Figure 21: Select the newly created thing in the overview

Image 21: Select the newly created thing in the overview

If the thing is open, select the day Channel from and there the menu item Add Channel, see Image 22.

Figure 22: Channel add to the thing

Image 22: Channel add to the thing

Now a channel name and a label must first be awarded. The temperature should be added, which is why the Channel Identifier Temperature should be. As a label, I take the location Living room. In this case, the guy is one Number value that must be selected beforehand so that the further configuration is displayed. Then carry the MQTT State Topic one, see Image 23.

Figure 23: Add Channel Dates

Image 23: Add Channel Dates

According to the same principle, they create channels for pressure and humidity. Make sure that you take over the correctly used topic from the ArduinoCode, or get the Topic via MQTT Explorer, or MQTT.FX again. Ultimately, the channel overview should look like Image 24.

Figure 24: Channels from D1 Mini

Image 24: Channel of the D1 Mini

Now Openhab receives a notification directly when the topic is changed and the channel is updated. Finally, the thing is now linked to the model. To do this, switch to Model and choose that in the list Living room, see Image 25.

Figure 25: Give the Model values

Image 25: Give the Model values

Press CREATE POINTS FROM Thing And then select the thing. A drop-down menu will appear here, where you get a selection of all things. Now you see, see Image 26, all available data.

Figure 26: Data points of the thing

Image 26: Data points of the thing

Select all and assign the corresponding category Temperature, pressure, and humidity for the individual data points. You should also adapt the label accordingly so that you will then know which data point reproduces which value, see Image 27.

Figure 27: Data points assigned to the living room

Image 27: Data points assigned to the living room

If you now want to get the values ​​with the unit, then you can add under Add Metadata still a State description.

I recommend:

  • Patterns for temperature: %.1f ° C
  • Patterns for printing: %.2f HPA
  • Patterns for moisture: %.2f %%

You can even indicate for all three data points when creating the patterns at the top right that the values ​​are only Read only are.

After that, the values ​​should look like in Image 28.

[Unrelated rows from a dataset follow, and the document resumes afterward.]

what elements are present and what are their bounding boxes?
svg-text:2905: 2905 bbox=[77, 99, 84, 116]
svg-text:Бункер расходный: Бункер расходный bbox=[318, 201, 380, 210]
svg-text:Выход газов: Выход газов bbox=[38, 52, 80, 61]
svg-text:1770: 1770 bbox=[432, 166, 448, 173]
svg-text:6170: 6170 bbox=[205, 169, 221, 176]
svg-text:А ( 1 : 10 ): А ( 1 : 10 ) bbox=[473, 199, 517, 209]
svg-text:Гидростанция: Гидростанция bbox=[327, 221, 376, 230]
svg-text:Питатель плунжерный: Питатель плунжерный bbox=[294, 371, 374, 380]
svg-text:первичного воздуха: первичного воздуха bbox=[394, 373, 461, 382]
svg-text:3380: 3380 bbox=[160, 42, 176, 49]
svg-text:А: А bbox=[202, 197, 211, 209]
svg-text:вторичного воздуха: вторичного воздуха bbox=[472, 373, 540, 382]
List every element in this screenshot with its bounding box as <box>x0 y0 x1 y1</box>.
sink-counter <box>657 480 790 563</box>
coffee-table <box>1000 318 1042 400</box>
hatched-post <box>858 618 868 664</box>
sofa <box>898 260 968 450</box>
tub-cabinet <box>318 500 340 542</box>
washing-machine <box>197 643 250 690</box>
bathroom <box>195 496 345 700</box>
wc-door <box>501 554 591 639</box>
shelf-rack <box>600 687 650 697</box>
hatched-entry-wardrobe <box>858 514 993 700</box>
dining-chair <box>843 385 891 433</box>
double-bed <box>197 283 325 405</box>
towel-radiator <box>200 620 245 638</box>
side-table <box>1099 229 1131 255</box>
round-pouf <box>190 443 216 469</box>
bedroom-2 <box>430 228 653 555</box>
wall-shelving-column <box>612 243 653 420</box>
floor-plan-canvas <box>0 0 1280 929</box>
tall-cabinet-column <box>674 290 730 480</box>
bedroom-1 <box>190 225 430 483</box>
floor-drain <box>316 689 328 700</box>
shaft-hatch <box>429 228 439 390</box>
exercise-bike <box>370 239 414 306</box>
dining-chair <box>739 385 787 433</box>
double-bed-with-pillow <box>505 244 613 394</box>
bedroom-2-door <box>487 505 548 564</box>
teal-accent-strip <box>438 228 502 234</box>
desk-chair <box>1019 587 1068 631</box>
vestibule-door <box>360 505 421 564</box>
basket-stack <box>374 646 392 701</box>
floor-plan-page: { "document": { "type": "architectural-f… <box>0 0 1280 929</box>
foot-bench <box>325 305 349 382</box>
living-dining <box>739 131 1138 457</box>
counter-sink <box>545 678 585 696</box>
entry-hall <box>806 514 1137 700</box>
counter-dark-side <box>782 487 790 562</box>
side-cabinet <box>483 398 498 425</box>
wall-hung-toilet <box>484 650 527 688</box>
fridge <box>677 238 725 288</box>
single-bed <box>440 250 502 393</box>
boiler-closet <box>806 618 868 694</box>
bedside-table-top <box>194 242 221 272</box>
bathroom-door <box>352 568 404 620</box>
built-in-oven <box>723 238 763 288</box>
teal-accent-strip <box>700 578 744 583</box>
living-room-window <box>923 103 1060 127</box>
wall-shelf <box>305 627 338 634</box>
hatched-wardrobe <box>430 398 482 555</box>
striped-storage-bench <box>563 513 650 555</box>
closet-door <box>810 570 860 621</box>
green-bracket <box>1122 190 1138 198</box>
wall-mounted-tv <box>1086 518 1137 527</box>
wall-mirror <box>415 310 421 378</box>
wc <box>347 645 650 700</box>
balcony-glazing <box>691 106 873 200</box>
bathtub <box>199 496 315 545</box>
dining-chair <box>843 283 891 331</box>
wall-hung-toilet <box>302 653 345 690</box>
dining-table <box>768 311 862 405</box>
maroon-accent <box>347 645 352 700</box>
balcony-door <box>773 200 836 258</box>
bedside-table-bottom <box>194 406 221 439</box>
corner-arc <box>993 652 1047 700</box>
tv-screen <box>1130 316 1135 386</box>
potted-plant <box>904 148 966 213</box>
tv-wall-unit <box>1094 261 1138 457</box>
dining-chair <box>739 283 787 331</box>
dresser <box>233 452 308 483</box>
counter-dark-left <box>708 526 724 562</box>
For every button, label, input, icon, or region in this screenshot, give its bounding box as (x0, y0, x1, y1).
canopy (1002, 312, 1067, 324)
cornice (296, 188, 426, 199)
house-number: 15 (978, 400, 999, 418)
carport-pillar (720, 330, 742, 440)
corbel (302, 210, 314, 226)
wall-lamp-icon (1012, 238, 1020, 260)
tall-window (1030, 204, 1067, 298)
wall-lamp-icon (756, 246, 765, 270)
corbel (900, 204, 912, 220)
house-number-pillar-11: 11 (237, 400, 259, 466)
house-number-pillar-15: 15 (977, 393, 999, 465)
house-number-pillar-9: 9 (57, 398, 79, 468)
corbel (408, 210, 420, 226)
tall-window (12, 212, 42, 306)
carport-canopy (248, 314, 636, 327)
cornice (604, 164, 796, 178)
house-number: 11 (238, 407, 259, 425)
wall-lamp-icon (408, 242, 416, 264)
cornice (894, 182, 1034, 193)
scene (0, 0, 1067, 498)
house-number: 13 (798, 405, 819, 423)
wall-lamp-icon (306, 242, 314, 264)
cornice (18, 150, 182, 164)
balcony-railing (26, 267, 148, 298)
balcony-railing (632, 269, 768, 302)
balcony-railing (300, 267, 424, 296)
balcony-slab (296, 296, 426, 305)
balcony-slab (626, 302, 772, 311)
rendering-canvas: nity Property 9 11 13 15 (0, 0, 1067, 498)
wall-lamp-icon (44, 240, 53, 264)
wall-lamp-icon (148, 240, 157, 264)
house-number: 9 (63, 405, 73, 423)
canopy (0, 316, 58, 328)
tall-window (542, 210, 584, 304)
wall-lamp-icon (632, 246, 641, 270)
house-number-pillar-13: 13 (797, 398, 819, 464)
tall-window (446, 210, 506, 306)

Figure 28: Data point with unit

Image 28: Data point with unit


In this article you have set up an MQTT broker on the Raspberry Pi created a model of an example house or apartment and assigned the environmental data that a D1 mini with BME280 collects. Adding the MQTT binding is a bit tricky, but with a little practice you understand the principle quite quickly. As in the first post mentioned to this series, every single step must be configured in Openhab, which starts many users at the beginning. I think in this post you noticed what this meant. The learning curve is steep, but if you have mastered the entry, the further path is quite easy.

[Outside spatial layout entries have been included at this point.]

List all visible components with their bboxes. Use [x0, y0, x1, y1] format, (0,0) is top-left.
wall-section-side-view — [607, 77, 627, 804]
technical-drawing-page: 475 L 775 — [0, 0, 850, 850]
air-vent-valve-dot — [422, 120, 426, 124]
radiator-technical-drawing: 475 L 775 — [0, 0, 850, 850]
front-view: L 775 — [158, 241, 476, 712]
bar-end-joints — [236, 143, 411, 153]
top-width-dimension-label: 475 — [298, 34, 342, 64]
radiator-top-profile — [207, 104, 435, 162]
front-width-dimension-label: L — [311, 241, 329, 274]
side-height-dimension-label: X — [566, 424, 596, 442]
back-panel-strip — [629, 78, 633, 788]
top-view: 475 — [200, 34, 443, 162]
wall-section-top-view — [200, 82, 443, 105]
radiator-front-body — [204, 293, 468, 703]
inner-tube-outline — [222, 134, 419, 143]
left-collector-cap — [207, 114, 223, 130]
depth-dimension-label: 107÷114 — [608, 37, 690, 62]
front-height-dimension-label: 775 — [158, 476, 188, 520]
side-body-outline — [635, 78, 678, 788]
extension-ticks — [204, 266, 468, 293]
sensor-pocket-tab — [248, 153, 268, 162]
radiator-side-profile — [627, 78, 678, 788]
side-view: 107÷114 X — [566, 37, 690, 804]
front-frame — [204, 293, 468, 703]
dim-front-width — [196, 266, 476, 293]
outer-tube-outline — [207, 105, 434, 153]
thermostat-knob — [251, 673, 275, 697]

In the next post we will deal with the bindings deeper. I show how to integrate a Shelly into your system and create programming with blockly. In the following fourth and thus final part, the AZ TouchMod is used as a control unit.

Since I now call a small CNC milling machine my own, you can find in mine Git repository A circuit board for the D1 mini with BME280, see Figure 18.

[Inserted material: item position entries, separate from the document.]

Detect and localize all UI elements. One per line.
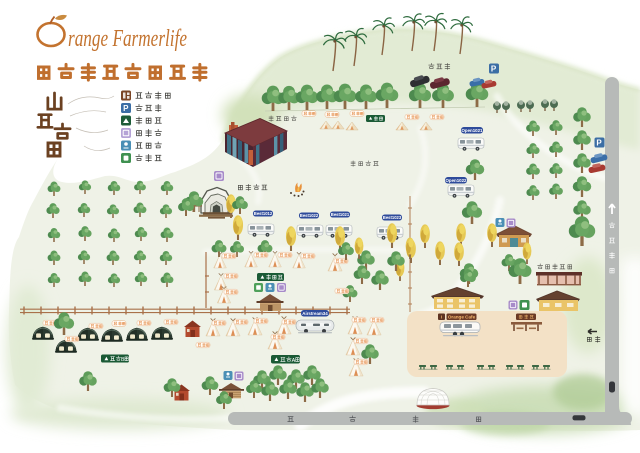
- svg-text:P: P: [123, 104, 129, 113]
- svg-text:A: A: [292, 358, 296, 364]
- svg-text:Open1021: Open1021: [462, 128, 484, 133]
- svg-text:Best1022: Best1022: [300, 213, 319, 218]
- svg-text:i: i: [441, 315, 442, 321]
- svg-text:B: B: [121, 357, 125, 363]
- svg-text:Orange Cafe: Orange Cafe: [448, 315, 476, 320]
- svg-text:Best1021: Best1021: [331, 212, 350, 217]
- svg-text:Open1022: Open1022: [446, 178, 468, 183]
- svg-text:Best1012: Best1012: [254, 211, 273, 216]
- svg-text:range Farmerlife: range Farmerlife: [68, 26, 187, 52]
- svg-text:P: P: [491, 65, 497, 74]
- svg-text:Best1023: Best1023: [383, 215, 402, 220]
- svg-text:P: P: [596, 139, 602, 148]
- svg-text:Airstream34: Airstream34: [302, 311, 328, 316]
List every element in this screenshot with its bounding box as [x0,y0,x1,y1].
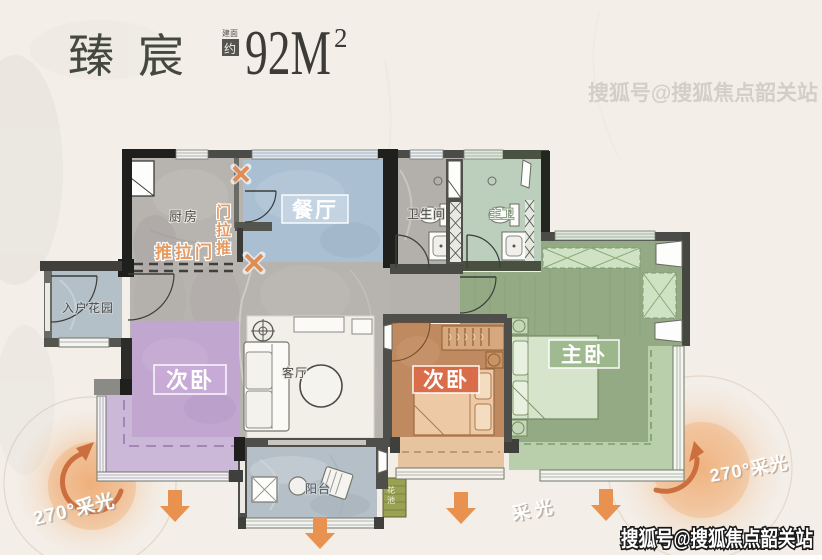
svg-text:厨房: 厨房 [169,209,199,224]
svg-text:客厅: 客厅 [282,365,308,380]
svg-text:建面: 建面 [222,28,238,38]
svg-text:次卧: 次卧 [423,368,469,392]
svg-text:门: 门 [216,203,231,221]
svg-text:阳台: 阳台 [305,481,331,496]
svg-text:入户花园: 入户花园 [62,300,114,315]
svg-text:臻宸: 臻宸 [68,31,208,82]
svg-text:池: 池 [387,495,395,505]
svg-text:拉: 拉 [216,221,231,239]
svg-text:主卧: 主卧 [561,344,607,367]
svg-text:约: 约 [224,41,236,56]
svg-text:2: 2 [334,23,348,53]
svg-text:92M: 92M [245,17,331,88]
svg-text:推: 推 [216,239,231,257]
svg-text:搜狐号@搜狐焦点韶关站: 搜狐号@搜狐焦点韶关站 [621,527,813,551]
svg-text:次卧: 次卧 [166,368,214,393]
svg-text:餐厅: 餐厅 [292,198,338,222]
svg-text:花: 花 [387,485,395,495]
svg-text:搜狐号@搜狐焦点韶关站: 搜狐号@搜狐焦点韶关站 [588,81,818,105]
svg-text:推拉门: 推拉门 [155,242,215,262]
svg-text:卫生间: 卫生间 [407,207,446,221]
svg-text:主卫: 主卫 [489,207,515,221]
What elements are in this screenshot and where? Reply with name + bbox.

Figure 29: Board for D1 Mini with BME280

Figure 29: Board for D1 Mini with BME280

This is in Target 3001! has been created and will soon be missed a 3D pressure housing. The D1 is therefore well protected and it does not look like prototyping.

Esp-8266Projekte für anfängerRaspberry piSensorenSmart home




Vielen Dank für dieses wirklich gelungene Projekt!!!
Ich habe unzählige Stunden nach einer Dokumentation gesucht, aber irgendwie passte das alles nicht. Mit deiner Beschreibung hat es super geklappt.



Vielen Dank für diese beiden Artikel, die mir bei der Implementierung von Openhab enorm geholfen haben. Ihr Beispiel mit ESP8266 ist für mich umso interessanter, da meine Wetterstationen damit entworfen wurden. Ich werde nun meine Wetterstationen von Domticz zu Openhab migrieren.